Le prototype d’imprimante à bière lui sert de démonstrateur pour goûter concrètement le résultat de ses recherches lors de ses prospections commerciales. La start-up s’adresse en premier lieu aux petits et moyens brasseurs qui n’ont pas les moyens de s’offrir une ligne de production dédiée à la bière sans alcool. Car celle-ci a des contraintes de fabrication qui lui sont propres, notamment le risque de contamination bactérienne, dû à l’absence d’alcool. La start-up prend ainsi la conception en mains dès le début. Elle conçoit tout d’abord une base selon les desiderata du client, puis lui fournit les prémix à simplement mélanger sur le lieu de production avec de l’eau. Pour obtenir le produit fini, il suffira de leur ajouter du gaz carbonique, puis de les embouteiller et enfin passer les cannettes ou les bouteilles dans un tunnel de pasteurisation. « En dehors de l’Europe, la plus grosse demande concerne des pils », précise Dirk Standaert.

Pour fournir ses prémix, Bar.on noue des alliances avec des industriels en amont de ses clients. Grâce aux recettes confidentielles envoyées à ses partenaires, Bar.on peut fournir des prémix sous licence à ses clients n’importe où dans le monde. Le volet juridique est ici essentiel pour protéger sa propriété intellectuelle, à travers de solides accords de non-divulgation. « Nos recettes sont conservées dans un coffre-fort numérique ultra-sécurisé » précise Dirk Standaert.
Les questions juridiques ne sont pas prises à la légère, chez Bar.on. Outre la protection de la propriété intellectuelle, la réglementation est un autre sujet sensible. En Belgique, par exemple, il est légalement impossible de nommer « bière » de la bière sans alcool qui n’a pas fait l’objet d’une fermentation. C’est un « soda », juridiquement parlant, ce qui pourrait poser des problèmes de marketing. Cette question n’a pas encore été tranchée, mais ce n’est pas une priorité car ailleurs, et notamment aux Etats-Unis où Bar.on a déniché son premier gros client, « ce n’est pas une préoccupation, les règles sont différentes d’ici », explique Dirk Standaert. « Nous avons de grandes ambitions car notre client revend ses boissons à des chaînes de supermarché qui les commercialisent sous leurs propres marques, ce qui laisse espérer de gros volumes en perspective ».
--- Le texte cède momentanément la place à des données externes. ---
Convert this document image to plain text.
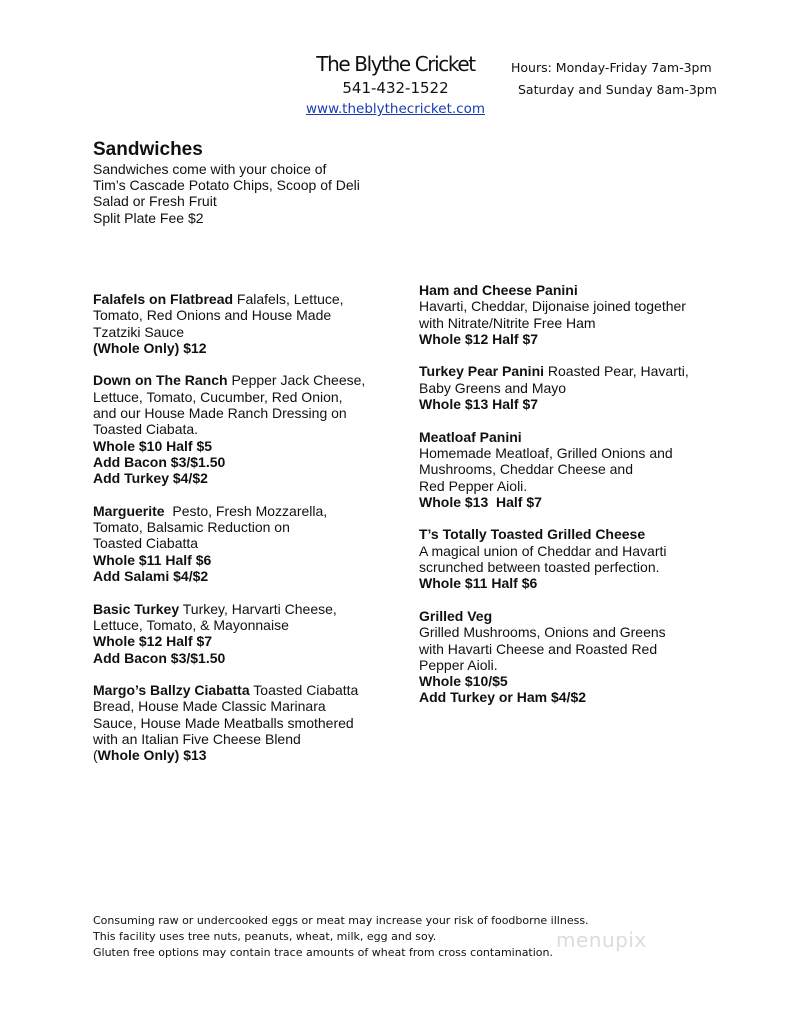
The Blythe Cricket
541-432-1522
www.theblythecricket.com
Hours: Monday-Friday 7am-3pm
Saturday and Sunday 8am-3pm
Sandwiches
Sandwiches come with your choice of
Tim’s Cascade Potato Chips, Scoop of Deli
Salad or Fresh Fruit
Split Plate Fee $2
Falafels on Flatbread Falafels, Lettuce,
Tomato, Red Onions and House Made
Tzatziki Sauce
(Whole Only) $12
Down on The Ranch Pepper Jack Cheese,
Lettuce, Tomato, Cucumber, Red Onion,
and our House Made Ranch Dressing on
Toasted Ciabata.
Whole $10 Half $5
Add Bacon $3/$1.50
Add Turkey $4/$2
Marguerite  Pesto, Fresh Mozzarella,
Tomato, Balsamic Reduction on
Toasted Ciabatta
Whole $11 Half $6
Add Salami $4/$2
Basic Turkey Turkey, Harvarti Cheese,
Lettuce, Tomato, & Mayonnaise
Whole $12 Half $7
Add Bacon $3/$1.50
Margo’s Ballzy Ciabatta Toasted Ciabatta
Bread, House Made Classic Marinara
Sauce, House Made Meatballs smothered
with an Italian Five Cheese Blend
(Whole Only) $13
Ham and Cheese Panini
Havarti, Cheddar, Dijonaise joined together
with Nitrate/Nitrite Free Ham
Whole $12 Half $7
Turkey Pear Panini Roasted Pear, Havarti,
Baby Greens and Mayo
Whole $13 Half $7
Meatloaf Panini
Homemade Meatloaf, Grilled Onions and
Mushrooms, Cheddar Cheese and
Red Pepper Aioli.
Whole $13  Half $7
T’s Totally Toasted Grilled Cheese
A magical union of Cheddar and Havarti
scrunched between toasted perfection.
Whole $11 Half $6
Grilled Veg
Grilled Mushrooms, Onions and Greens
with Havarti Cheese and Roasted Red
Pepper Aioli.
Whole $10/$5
Add Turkey or Ham $4/$2
Consuming raw or undercooked eggs or meat may increase your risk of foodborne illness.
This facility uses tree nuts, peanuts, wheat, milk, egg and soy.
Gluten free options may contain trace amounts of wheat from cross contamination.
menupix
Les planètes s’alignent pour Bar.on. Outre le vent en poupe pour les boissons sans alcool, les boissons fonctionnelles et la bière en général, l’aspect écologique d’une bière conçue en Belgique mais fabriquée sur le lieu de consommation « évite l’expédition du produit fini, réduisant de manière significative l’empreinte écologique et le coût du transport », explique Dirk Standaert, « à ajouter à la réduction des emballages et d’une utilisation efficace de l’eau, car on n’a besoin que de l’eau du robinet produite localement. »
Une bière sans alcool bien de son temps, « glocale », c’est-à-dire conçue en Belgique mais fabriquée sur place, n’importe où sur la planète. Avec pour seule limite l’imagination des consommateurs pour une infinité de goûts composés à partir une extraordinaire bibliothèque de plusieurs centaines de produits naturels disponibles sur le marché. Un véritable paradoxe au pays de la bière.